Stakeholder and System Requirements
Stakeholder and System Requirements (Source: NIST SP 800-160 V1)

Design

A design is a solution to the problems or requirements, formulated by disciplinary principles and represented by descriptions, drawings, diagrams, images, models, formulas, and so forth. Architectural design is one of the most significant design work, through which detailed designs will follow.

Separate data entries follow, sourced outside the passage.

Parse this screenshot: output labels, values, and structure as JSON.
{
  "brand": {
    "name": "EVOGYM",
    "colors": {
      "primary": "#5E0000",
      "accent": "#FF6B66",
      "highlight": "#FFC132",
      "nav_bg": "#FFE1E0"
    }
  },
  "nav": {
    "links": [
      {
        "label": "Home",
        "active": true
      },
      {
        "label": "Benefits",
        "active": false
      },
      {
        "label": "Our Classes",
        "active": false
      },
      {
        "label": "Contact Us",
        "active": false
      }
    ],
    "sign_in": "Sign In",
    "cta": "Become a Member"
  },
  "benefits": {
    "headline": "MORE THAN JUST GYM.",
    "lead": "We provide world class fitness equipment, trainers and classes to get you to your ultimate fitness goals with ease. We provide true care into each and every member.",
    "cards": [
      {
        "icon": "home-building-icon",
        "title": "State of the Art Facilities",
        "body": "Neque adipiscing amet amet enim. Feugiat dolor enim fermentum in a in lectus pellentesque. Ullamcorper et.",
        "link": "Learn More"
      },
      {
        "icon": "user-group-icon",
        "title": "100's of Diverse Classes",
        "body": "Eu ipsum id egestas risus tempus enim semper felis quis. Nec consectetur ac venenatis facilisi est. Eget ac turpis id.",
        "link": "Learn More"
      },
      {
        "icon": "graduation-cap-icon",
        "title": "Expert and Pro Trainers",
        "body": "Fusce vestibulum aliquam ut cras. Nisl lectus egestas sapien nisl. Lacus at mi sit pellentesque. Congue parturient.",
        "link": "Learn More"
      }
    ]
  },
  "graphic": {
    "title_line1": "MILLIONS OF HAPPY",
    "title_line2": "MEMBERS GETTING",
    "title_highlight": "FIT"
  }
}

Architectural and Design Principles

Model

A very detailed description or scaled representation of one component of a larger system that can be created, operated, and analyzed to predict actual operational characteristics of the final produced component. (FIPS 201)

Architecture

A highly structured specification of an acceptable approach within a framework for solving a specific problem. An architecture contains descriptions of all the components of a selected, acceptable solution while allowing certain details of specific components to be variable to satisfy related constraints (e.g., costs, local environment, user acceptability).

Source: FIPS 201

4+1 Views with appropriate diagrams
4+1 Views with appropriate diagrams

Formal Methods

  • techniques based on well-established mathematical concepts for modelling, calculation, and predication used in the specification, design, analysis, construction, and assurance of hardware and software systems. (ISO/IEC 29128:2011)
  • Software engineering method used to specify, develop, and verify the software through application of a rigorous mathematically based notation and language. (CNSSI 4009-2015)
Common Criteria EAL

Framework

  • essential supporting or underlying structure (ISO 9001:2008)
  • documented set of guidelines to create a common understanding of the ways of working. (ISO 37500:2014)

Due diligence

Due diligence is the detailed assessment to inform decision making. For example, according to ISO 37500:2014 (Guidance on outsourcing), Outsourcing due diligence is the “detailed assessment of one or more business processes or production lines, culture, assets, liabilities, intellectual property, judicial and financial situation in order to make the outsourcing decisions.”